Being surrounded by his heritage, food, music, and traditions inspired Lugo so much that he ventured to make it a key driver in his career, going so far as to learn Spanish—his parents spoke it, but didn’t teach it to their children—and pursue jobs in Hispanic markets. When he graduated from college, for instance, he told potential employers that he wanted to work in Miami, San Juan, or Houston.
“I wanted to go to markets where there was a big Hispanic population so that I could leverage my Spanish and my culture,” says Lugo, who started his career as a staff accountant in the San Juan office of Price Waterhouse—now PricewaterhouseCoopers—in 1979. “Throughout my career, I’ve felt that you have to work at something you like, but can leverage; for me, that’s my cultural background and experience.”
Lugo spent nine years with Price Waterhouse, after which he spent six years at PepsiCo and two years at Wilson Sporting Goods, at various points managing the finance function for both companies’ Latin American divisions. When Goya eventually offered him a position, it was a chance to leverage his culture and his competencies as a key partner in a closely held business.
“The opportunity to work directly with the business owners was something I was looking for,” Lugo says. “It was an opportunity for me to be the CFO in a significantly sized company as opposed to the CFO of a division of a large company, which I had done already. I was ready for that, the next step in my career.”
In the 17 years since, Goya has grown exponentially alongside the US Hispanic population. As the company’s senior-most financial officer, Lugo has been a valuable member of the leadership team, having helped Goya transition leadership from the second generation of Unanues to the third in the early 2000s.

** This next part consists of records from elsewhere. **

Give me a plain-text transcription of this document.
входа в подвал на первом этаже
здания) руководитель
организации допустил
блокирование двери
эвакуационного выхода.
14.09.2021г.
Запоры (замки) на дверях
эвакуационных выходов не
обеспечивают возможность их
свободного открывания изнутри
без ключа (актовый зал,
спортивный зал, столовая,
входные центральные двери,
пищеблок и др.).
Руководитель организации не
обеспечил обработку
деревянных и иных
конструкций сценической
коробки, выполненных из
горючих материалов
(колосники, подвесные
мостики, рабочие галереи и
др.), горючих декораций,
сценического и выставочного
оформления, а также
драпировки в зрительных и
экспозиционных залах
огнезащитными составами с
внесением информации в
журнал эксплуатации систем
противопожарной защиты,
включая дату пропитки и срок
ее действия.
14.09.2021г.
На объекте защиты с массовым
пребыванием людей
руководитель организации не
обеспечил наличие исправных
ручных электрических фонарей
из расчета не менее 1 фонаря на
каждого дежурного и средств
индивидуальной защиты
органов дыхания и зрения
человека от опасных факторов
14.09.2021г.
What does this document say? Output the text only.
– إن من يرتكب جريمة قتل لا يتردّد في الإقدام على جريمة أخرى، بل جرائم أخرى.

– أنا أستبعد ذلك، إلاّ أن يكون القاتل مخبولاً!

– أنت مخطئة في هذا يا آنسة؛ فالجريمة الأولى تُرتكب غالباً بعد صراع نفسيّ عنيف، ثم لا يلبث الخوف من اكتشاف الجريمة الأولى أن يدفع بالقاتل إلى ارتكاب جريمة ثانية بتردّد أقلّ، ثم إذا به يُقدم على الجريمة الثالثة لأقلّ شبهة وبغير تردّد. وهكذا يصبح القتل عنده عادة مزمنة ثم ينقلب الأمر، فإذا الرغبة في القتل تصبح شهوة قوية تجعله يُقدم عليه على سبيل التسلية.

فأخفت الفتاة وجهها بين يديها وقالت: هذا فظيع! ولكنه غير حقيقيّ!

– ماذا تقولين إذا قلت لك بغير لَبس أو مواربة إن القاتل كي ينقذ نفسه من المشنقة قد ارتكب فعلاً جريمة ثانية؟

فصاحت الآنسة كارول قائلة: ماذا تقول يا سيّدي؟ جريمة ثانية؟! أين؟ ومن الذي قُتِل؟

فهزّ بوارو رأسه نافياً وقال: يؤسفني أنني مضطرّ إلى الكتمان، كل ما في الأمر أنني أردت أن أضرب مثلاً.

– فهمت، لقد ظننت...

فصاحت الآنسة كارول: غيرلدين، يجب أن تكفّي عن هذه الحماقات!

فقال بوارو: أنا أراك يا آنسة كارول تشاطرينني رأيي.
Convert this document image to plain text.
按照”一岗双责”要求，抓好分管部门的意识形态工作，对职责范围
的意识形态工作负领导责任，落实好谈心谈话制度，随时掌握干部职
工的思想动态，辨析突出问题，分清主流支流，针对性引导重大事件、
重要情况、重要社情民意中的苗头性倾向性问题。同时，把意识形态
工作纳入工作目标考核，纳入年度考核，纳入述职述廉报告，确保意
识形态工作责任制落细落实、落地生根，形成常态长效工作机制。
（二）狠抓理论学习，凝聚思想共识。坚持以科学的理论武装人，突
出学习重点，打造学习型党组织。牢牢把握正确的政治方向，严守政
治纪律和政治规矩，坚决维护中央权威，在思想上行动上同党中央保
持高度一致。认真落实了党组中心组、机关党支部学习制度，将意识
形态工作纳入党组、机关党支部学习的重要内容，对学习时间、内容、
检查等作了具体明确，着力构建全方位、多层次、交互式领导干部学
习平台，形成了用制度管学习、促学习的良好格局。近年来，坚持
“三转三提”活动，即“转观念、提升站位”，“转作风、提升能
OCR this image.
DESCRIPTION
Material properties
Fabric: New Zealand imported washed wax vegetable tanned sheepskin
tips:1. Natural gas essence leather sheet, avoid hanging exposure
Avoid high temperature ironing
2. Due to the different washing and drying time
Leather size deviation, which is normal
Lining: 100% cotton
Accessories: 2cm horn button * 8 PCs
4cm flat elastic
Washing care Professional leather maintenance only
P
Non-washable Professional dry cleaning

He says his proudest achievement, however, isn’t succession, but rather the people and process improvements he’s helped put in place to grow the company. “The keys to my success are the right people, systems, and processes,” he says. “You can’t support the business the way an outstanding financial organization should unless
you have great people and good systems and processes.”
Among the first things Lugo did upon joining Goya was assemble a team of financial controllers and credit managers who could partner with the business in order to build pro-growth infrastructure. Likewise, he initiated a strategic review of the organization’s IT systems, which have been and continue to be transformed with new data warehouse, ERP, demand planning, warehouse management, cost, and profitability systems touching all areas of the business, providing greater efficiencies and visibility into operations and performance. More recently, he’s partnered with Goya’s IT department to upgrade the company’s e-commerce capabilities and systems—results of which include more collaboration with the company’s business partners, greater efficiencies, and faster cash flows—and led a restructuring of Goya’s Spanish distribution business in response to the Eurozone economic and debt crisis.
“The economy has been challenging over the last few years,” Lugo says. “Growth in our more mature markets has slowed, and we are giving increased attention to potential opportunities for growth through mergers, acquisitions, or alliances.”
Clearly, there’s a lot more to finance at Goya than counting beans.
Recalls Lugo, “When I started my career at Price Waterhouse, one of the partners came in and asked the staff accountants, ‘How do you see yourselves?’ One of the guys said, ‘I’m an accountant,’ and he said, ‘No, you’re a salesman; you may have studied accounting, but you’re always selling yourself and the firm.’ I’ll never forget that … [As accountants] we’re not just auditors and compliance guys; we’re businesspeople.”